Google Langgar Hukum RI, Ahli Saran YouTube Dibikin Lelet

Jakarta — Beberapa platform media sosial yang beroperasi di Indonesia kini menghadapi pembatasan akses bagi pengguna di bawah usia 16 tahun, sesuai dengan Peraturan Pemerintah (PP) Tunas. Sebelum diterapkan, platform seperti YouTube sudah menyediakan fitur yang diklaim mampu melindungi anak-anak. Namun, menurut Alfons Tanujaya, ahli keamanan siber dari Vaksincom, ada kekurangan dalam penerapan aturan tersebut.

“Pembatasan usia bisa memberikan manfaat, tetapi belum menjamin efektivitas penuh. Selain itu, belum ada mekanisme pengontrolan yang memastikan implementasi berjalan konsisten,” ujarnya kepada CNBC Indonesia, Kamis (9/4/2026).

PP Tunas telah berlaku selama dua minggu sejak 28 Maret 2026. Alfons mengatakan evaluasi keseluruhan penerapan aturan masih terlalu dini. Ia menyoroti X dan BigoLive yang sudah mematuhi regulasi dengan baik. Menurutnya, langkah tersebut layak diapresiasi dan perlu dipastikan diterapkan secara konsisten.

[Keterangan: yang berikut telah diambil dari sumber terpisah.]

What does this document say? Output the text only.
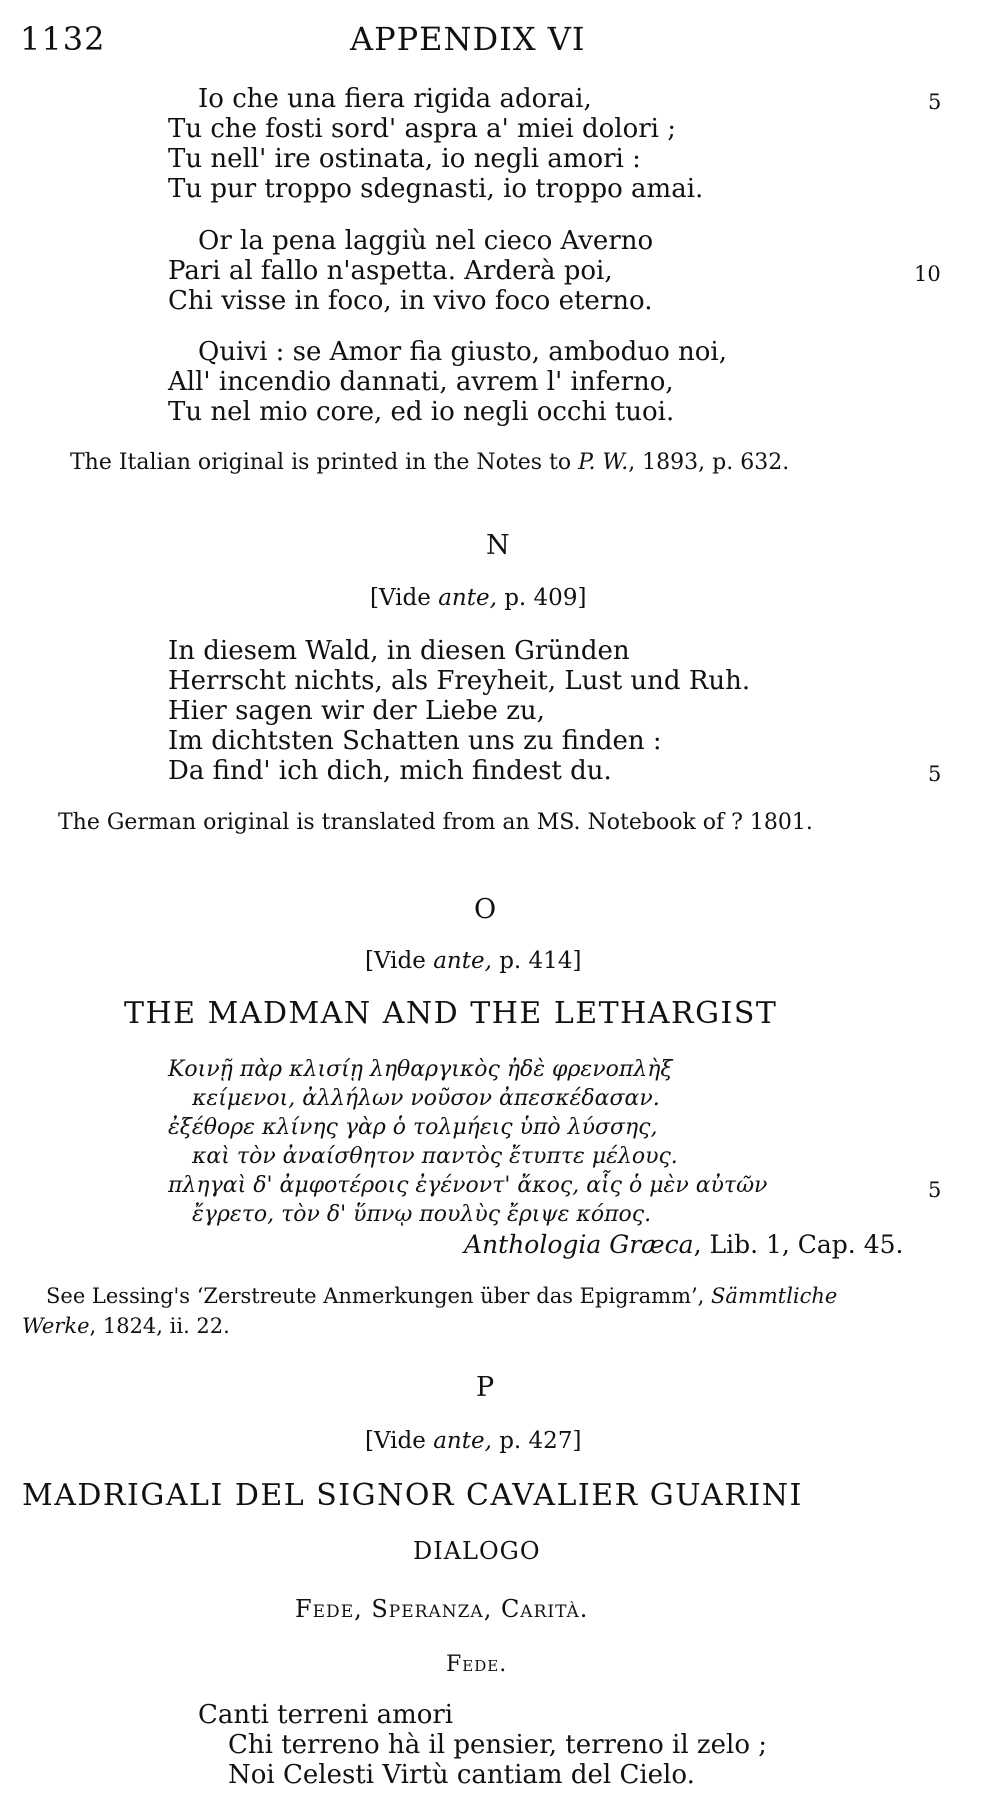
1132	APPENDIX VI
Io che una fiera rigida adorai,
Tu che fosti sord' aspra a' miei dolori ;
Tu nell' ire ostinata, io negli amori :
Tu pur troppo sdegnasti, io troppo amai.
5
Or la pena laggiù nel cieco Averno
Pari al fallo n'aspetta. Arderà poi,
Chi visse in foco, in vivo foco eterno.
10
Quivi : se Amor fia giusto, amboduo noi,
All' incendio dannati, avrem l' inferno,
Tu nel mio core, ed io negli occhi tuoi.
The Italian original is printed in the Notes to P. W., 1893, p. 632.
N
[Vide ante, p. 409]
In diesem Wald, in diesen Gründen
Herrscht nichts, als Freyheit, Lust und Ruh.
Hier sagen wir der Liebe zu,
Im dichtsten Schatten uns zu finden :
Da find' ich dich, mich findest du.	5
The German original is translated from an MS. Notebook of ? 1801.
O
[Vide ante, p. 414]
THE MADMAN AND THE LETHARGIST
Κοινῇ πὰρ κλισίῃ ληθαργικὸς ἠδὲ φρενοπλὴξ
κείμενοι, ἀλλήλων νοῦσον ἀπεσκέδασαν.
ἐξέθορε κλίνης γὰρ ὁ τολμήεις ὑπὸ λύσσης,
καὶ τὸν ἀναίσθητον παντὸς ἔτυπτε μέλους.
πληγαὶ δ' ἀμφοτέροις ἐγένοντ' ἄκος, αἷς ὁ μὲν αὐτῶν
ἔγρετο, τὸν δ' ὕπνῳ πουλὺς ἔριψε κόπος.
5
Anthologia Græca, Lib. 1, Cap. 45.
See Lessing's ‘Zerstreute Anmerkungen über das Epigramm’, Sämmtliche
Werke, 1824, ii. 22.
P
[Vide ante, p. 427]
MADRIGALI DEL SIGNOR CAVALIER GUARINI
DIALOGO
Fede, Speranza, Carità.
Fede.
Canti terreni amori
Chi terreno hà il pensier, terreno il zelo ;
Noi Celesti Virtù cantiam del Cielo.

Sementara itu, Google dan Meta belum langsung merespons aturan RI. Alfons menyarankan Komdigi harus menghadapinya dengan strategi yang terencana. “Platform besar seperti Google, Meta, dan Tiktok perlu diperlakukan secara berbeda. Jika mereka patuh, berikan prioritas akses dan kecepatan lebih baik. Contohnya, X yang sudah mematuhi aturan bisa diberi jalur cepat, sementara Thread diatur agar aksesnya melambat, sehingga pengguna kesulitan beralih,” jelasnya.

Dengan pendekatan ini, platform bisa merasa khawatir mengalami penurunan kualitas pengalaman pengguna. Hal itu akhirnya berdampak pada jumlah pengguna yang berkurang. “Pada akhirnya, mereka akan takut jika pengguna menurun dan mulai mematuhi aturan,” tambah Alfons.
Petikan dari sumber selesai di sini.